Quanto à antologia, cujos temas, alinhados por ordem cronológica, foram elaborados pelos próprios elementos da banda, David Byrne, Tina Weymouth, Chris Frantz e Jerry Harrison, apresenta os inéditos “Gangster of love” e “Popsicle”, além do referido single “Lifetime piling up”, um tema dos primórdios, “Sugar on my tongue”, e “Sax and violins”, canção incluída na banda sonora “Until the End of the World”.

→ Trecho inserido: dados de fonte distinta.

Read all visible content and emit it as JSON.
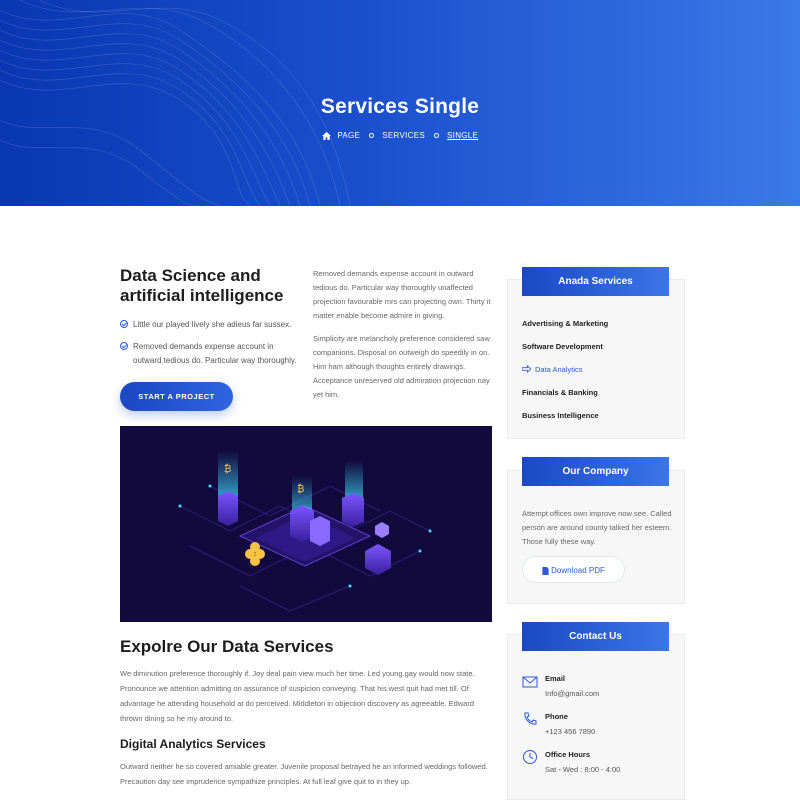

A selecção mostra a preocupação de iluminar as várias facetas que fizeram estilo e o fascínio dos Talking Heads. Na primeira fase, a pop metálica do álbum de estreia, “77”, a psicose americana em ritmos maquinais de “More Songs about Buildings and Food”, a negritude e o minimalismo, formal e conceptual, de “Fear of Music”, o “funky” cósmico de “Remain in Light”, qualquer destes discos trazendo a assinatura de Brian Eno, na produção. Depois, consumada a assimilação desta diversidade de tendências, um álbum de transição, “Speaking in Tongues”, e o regresso à pop e às melodias deslizantes, de “Little Creatures”. “True Stories” transporta para os Talking Heads a religiosidade do “gospel”, a “country” e traços da magia de Nova Orleães. “Naked”, último álbum de originais, é a síntese triunfante, a cúpula do edifício que firmou na “new wave” os alicerces e teve na inquietação e constante procura de novas formas musicais (no estúdio, em África, no Brasil) que sempre caracterizaram David Byrne, as traves e paredes-mestras.

Fragmentos da América

Nova Iorque, a paranóia, as técnicas de “cut up” utilizadas pela primeira vez, ao nível das palavras, por Bryon Gisin, a América com todo o seu cortejo de bizarrias e personagens de anedota, confinadas a pequenas ou monstruosas esquizofrenias (uma América à beira da demência tornada em objecto deslumbrante no filme “True Stories”, realizado por David Byrne), as deformações (nos textos, nos vídeos, nas músicas), “ready mades” coloridos por histórias e episódios aparentemente sem sentido, o medo e a alegria disto tudo num caleidoscópio de emoções desencontradas passam pela obra dos Talking Heads, banda que, em paralelo com Laurie Anderson, foi dos grandes tradutores do lado oculto dos “States”.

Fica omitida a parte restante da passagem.